Why do TN-POPnet and the EDW require provision of identified patient data?
- The data is not de-identified prior to being provided to UTHSC, this is because,
- TN-POPnet and the EDW link patient data across health systems and some health systems provide data from more than one EHR system (e.g. Cerner, Allscripts, Eclinical works). This results in patient duplication i.e., if a patient visits various hospitals with different EHR systems, then he/she is assigned 3 different unique identifiers (MRN) in their respective systems and when the data is integrated duplication would be prevalent. Since the same data is being brought as it is into the EDW and TN-POPnet, we have developed de-duplication methods to correctly identify the MRNs.
- Also, in a given EHR system a patient might be assigned multiple unique identifiers (MRNs), which in turn contribute to duplication. So, we have processes to identify the duplicates or unused MRNs and replace them with the active MRNs
- After these deduplication efforts, to meet the de-identification requirements of the United States Health Insurance Portability and Accountability Act (HIPAA) privacy rule, we create synthetic ids for every patient identifier and replace the former with the latter.
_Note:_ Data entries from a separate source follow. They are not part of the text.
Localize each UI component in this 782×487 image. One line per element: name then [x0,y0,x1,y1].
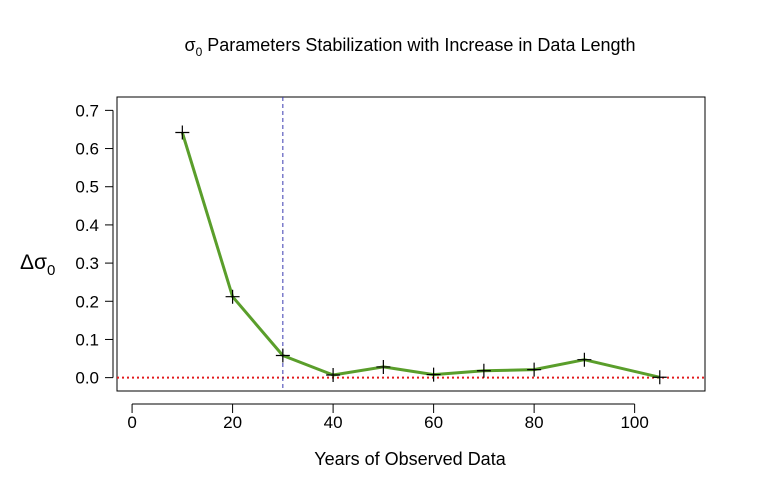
y-axis-label: Δσ0 [20,251,55,279]
x-tick-label: 0 [127,413,136,432]
y-tick-label: 0.6 [75,140,99,159]
y-axis: 0.0 0.1 0.2 0.3 0.4 0.5 0.6 0.7 [75,101,114,388]
data-point-marker [326,367,341,382]
chart-title: σ0 Parameters Stabilization with Increas… [184,35,635,59]
series-line [180,132,661,379]
x-tick-label: 20 [223,413,242,432]
y-tick-label: 0.2 [75,292,99,311]
marker-layer [175,125,667,385]
data-point-marker [577,352,592,367]
x-axis: 0 20 40 60 80 100 [127,403,649,432]
plot-frame [116,96,706,392]
data-point-marker [275,348,290,363]
x-tick-label: 80 [525,413,544,432]
y-tick-label: 0.4 [75,216,99,235]
data-point-marker [175,125,190,140]
data-point-marker [527,362,542,377]
x-tick-label: 40 [324,413,343,432]
data-point-marker [376,359,391,374]
reference-lines [117,97,705,391]
y-tick-label: 0.3 [75,254,99,273]
x-axis-label: Years of Observed Data [314,449,506,469]
data-point-marker [225,289,240,304]
series-layer [180,132,661,379]
y-tick-label: 0.7 [75,101,99,120]
data-point-marker [476,363,491,378]
data-point-marker [426,367,441,382]
data-point-marker [652,370,667,385]
y-tick-label: 0.1 [75,330,99,349]
y-tick-label: 0.5 [75,178,99,197]
x-tick-label: 100 [620,413,648,432]
x-tick-label: 60 [424,413,443,432]
y-tick-label: 0.0 [75,369,99,388]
We also maintain a (separate, password protected) cross-walk table which is used to re-identify the patients; this re-identification process is only performed based on IRB approval and only for project-specific approvals. The entire process requires advanced to expert-level SQL expertise.
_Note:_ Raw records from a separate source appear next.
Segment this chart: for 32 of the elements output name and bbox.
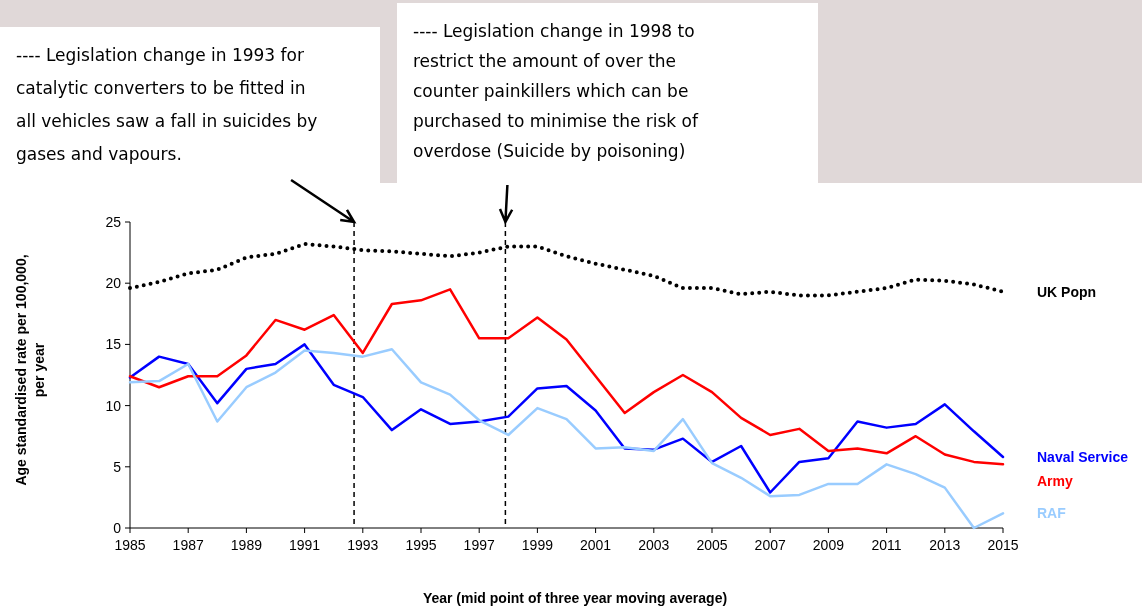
x-tick-label: 2005 — [696, 537, 728, 553]
y-tick-label: 20 — [105, 275, 122, 292]
x-tick-label: 1995 — [405, 537, 437, 553]
x-tick-label: 1985 — [114, 537, 146, 553]
x-tick-label: 1991 — [289, 537, 321, 553]
x-tick-label: 1999 — [521, 537, 554, 553]
text: Army — [1037, 472, 1074, 489]
text: RAF — [1037, 505, 1067, 522]
x-tick-label: 1987 — [172, 537, 204, 553]
y-tick-label: 5 — [113, 458, 122, 475]
x-tick-label: 2009 — [812, 537, 845, 553]
x-axis-title: Year (mid point of three year moving average) — [422, 590, 728, 606]
x-tick-label: 1989 — [230, 537, 263, 553]
x-tick-label: 2015 — [987, 537, 1019, 553]
y-axis-title: Age standardised rate per 100,000, per year — [13, 254, 47, 486]
x-tick-label: 1993 — [347, 537, 379, 553]
text: Naval Service — [1037, 448, 1129, 465]
text: UK Popn — [1037, 283, 1097, 300]
x-tick-label: 2013 — [929, 537, 961, 553]
x-tick-label: 1997 — [463, 537, 495, 553]
y-tick-label: 0 — [113, 519, 122, 536]
x-tick-label: 2003 — [638, 537, 670, 553]
text: ---- Legislation change in 1998 to restrict the amount of over the counter painkillers which can be purchased to minimise the risk of overdose (Suicide by poisoning) — [413, 21, 700, 161]
x-tick-label: 2007 — [754, 537, 786, 553]
y-tick-label: 15 — [105, 336, 122, 353]
x-tick-label: 2011 — [871, 537, 902, 553]
y-tick-label: 10 — [105, 397, 122, 414]
text: ---- Legislation change in 1993 for catalytic converters to be fitted in all vehicles saw a fall in suicides by gases and vapours. — [16, 45, 318, 164]
line-series — [128, 288, 1005, 466]
y-tick-label: 25 — [105, 213, 122, 230]
line-series — [128, 343, 1005, 494]
x-tick-label: 2001 — [580, 537, 612, 553]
- Further, the data de-identification process is annually reviewed by the Office of Cybersecurity as part of the HIPAA Security Risk Assessment.
Who at UTHSC is responsible for data security and management of TN-POPnet and the
EDW?
- The Office of Cybersecurity and the IT infrastructure fall under Dennis Leber, Chief Information Security Officer and Chief Technology Officer.
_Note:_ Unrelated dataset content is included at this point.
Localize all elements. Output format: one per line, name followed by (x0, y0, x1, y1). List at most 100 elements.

- The EDW falls under CBMI, directed by Robert Davis MD, MPH, Governor’s Chair, Professor of Pediatrics, UTHSC. The TN-POPnet falls under the TN-PHC, directed by Jim Bailey, MD, MPH, Executive Director and Professor of Medicine and Preventive Medicine, UTHSC.
Do TN-POPnet and the EDW clearly identify the data owner for all data included?
The Office of Cybersecurity and the IT infrastructure has standards and procedures
to classify all systems and identify the system and data owners for all data included
in TN-POPnet and the EDW.
Do TN-POPnet and the EDW clearly identify individual IRB approved projects and assure
that project owners only have access to data for which they have IRB approval?
- CBMI has a process in place to track all data extractions requests received for TN-POPnet and the EDW from the UTHSC researcher, clinician, or both and/or affiliates who have access to CBMI and TN-PHC services at UTHSC.
- Data is extracted strictly per IRB-approved protocol and provided to the UTHSC researcher by a UTHSC ITS-approved secure data transfer method.
- Data is extracted per IRB-approved protocol and provided to the UTHSC researcher by a UTHSC ITS-approved secure data transfer method.